【ミラノオリンピック】髙木美帆が吐露した「揺れる思い」 大会を彩った「敗れざる者」たちの物語
ミラノ・コルティナ五輪では日本は過去最多メダル数を記録した。スキージャンプ女子個人ノーマルヒルで丸山希が日本勢最初のメダルを獲得すると、計24個のラッシュとなった。それぞれ、栄光の瞬間だ。
しかし現地で取材していると、「メダルに届かない」物語が人々の心を強くとらえる光景をしばしば目の当たりにした。
なかでもフィギュアスケートはスポーツの特性上、失敗を励まし、ライバルを賛美する文化もあることから、その傾向は顕著だった。必死に競技に立ち向かう姿が会場を熱くし、熱くなった会場が選手を勇気づけた。その呼吸は半ば魔法だった。失敗に気を落としかけた選手が、命を与えられたように復活した演技を続けた例がいくつあったか。
女子シングルのショートプログラムで大きなミスをしたアメリカのアンバー・グレンはメダル争いから自らが脱落していたことを承知していた。演技後のペン取材を、泣き崩れてスキップしたほどだった。しかし、翌々日のフリーはトリプルアクセルを成功させただけでなく、鬼気迫るような演技で観客を熱狂させた。

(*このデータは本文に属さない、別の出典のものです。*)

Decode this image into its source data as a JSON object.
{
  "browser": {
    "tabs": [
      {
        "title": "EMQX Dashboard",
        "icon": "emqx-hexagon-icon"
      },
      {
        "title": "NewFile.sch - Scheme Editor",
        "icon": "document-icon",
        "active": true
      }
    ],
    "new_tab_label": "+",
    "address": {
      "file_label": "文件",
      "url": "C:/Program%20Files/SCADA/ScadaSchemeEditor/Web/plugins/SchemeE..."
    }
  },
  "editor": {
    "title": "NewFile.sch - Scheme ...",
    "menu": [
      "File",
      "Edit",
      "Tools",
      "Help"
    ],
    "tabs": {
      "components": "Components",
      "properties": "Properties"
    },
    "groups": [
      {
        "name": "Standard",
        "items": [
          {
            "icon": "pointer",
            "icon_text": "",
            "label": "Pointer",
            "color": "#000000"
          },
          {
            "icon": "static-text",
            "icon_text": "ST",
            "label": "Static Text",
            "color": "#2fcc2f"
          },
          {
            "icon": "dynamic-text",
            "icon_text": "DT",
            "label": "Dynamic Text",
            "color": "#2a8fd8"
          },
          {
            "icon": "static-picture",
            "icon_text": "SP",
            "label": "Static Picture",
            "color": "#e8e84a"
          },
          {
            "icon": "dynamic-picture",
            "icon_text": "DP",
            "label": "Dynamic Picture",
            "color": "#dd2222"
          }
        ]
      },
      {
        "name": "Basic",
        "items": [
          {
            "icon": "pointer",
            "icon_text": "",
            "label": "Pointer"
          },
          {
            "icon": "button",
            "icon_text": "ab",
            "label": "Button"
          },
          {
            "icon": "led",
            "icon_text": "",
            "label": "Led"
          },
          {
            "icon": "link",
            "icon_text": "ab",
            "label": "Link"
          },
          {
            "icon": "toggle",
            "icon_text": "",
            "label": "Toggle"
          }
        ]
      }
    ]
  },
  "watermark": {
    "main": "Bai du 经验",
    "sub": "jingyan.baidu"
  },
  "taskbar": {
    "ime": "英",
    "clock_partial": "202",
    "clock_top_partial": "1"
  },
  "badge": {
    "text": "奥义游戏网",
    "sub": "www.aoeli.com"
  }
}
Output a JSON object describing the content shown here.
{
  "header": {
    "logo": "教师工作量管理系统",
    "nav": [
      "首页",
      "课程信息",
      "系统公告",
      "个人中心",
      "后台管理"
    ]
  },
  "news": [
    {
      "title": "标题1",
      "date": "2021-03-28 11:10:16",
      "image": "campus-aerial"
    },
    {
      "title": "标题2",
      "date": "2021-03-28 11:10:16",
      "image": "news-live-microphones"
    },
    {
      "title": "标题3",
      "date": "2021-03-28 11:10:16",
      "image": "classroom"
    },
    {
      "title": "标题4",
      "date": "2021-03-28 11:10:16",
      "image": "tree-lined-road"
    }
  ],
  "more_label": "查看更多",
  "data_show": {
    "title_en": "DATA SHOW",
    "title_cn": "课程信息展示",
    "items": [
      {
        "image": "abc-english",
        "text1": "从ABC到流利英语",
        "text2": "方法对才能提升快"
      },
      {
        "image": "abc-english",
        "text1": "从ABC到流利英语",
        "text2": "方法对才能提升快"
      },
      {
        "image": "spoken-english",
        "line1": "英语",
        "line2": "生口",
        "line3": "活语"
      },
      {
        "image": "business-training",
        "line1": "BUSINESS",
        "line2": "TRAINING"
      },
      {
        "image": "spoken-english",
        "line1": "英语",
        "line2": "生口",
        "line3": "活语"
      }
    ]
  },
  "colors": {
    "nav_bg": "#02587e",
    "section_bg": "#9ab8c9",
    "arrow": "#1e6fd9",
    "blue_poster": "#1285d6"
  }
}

そしてアンバーは高得点でリーダーズチェア(フリーの暫定1位が座る)に座ると、今度は後続選手に声援や拍手を送り続けた。カザフスタンの選手の好演に、立ち上がって観客に「もっと拍手を!」と求めた場面は印象的だった。その演技がどれだけの労苦で勝ち取ったものか、誰よりもわかるからだろう。彼女はメダリストを心から祝福する一方、4位と惜しくもその座を逃した千葉百音をそっと抱きしめた。そこに渦巻く感情は、ひとつではない。
その真摯な姿勢は多くの人の胸を打った。メダル以上のものを感じさせた。エキシビションでも、金メダルのアリサ・リュウ(アメリカ)は圧倒的に華やかだったが、アンバーもそれに匹敵する拍手を浴びていた。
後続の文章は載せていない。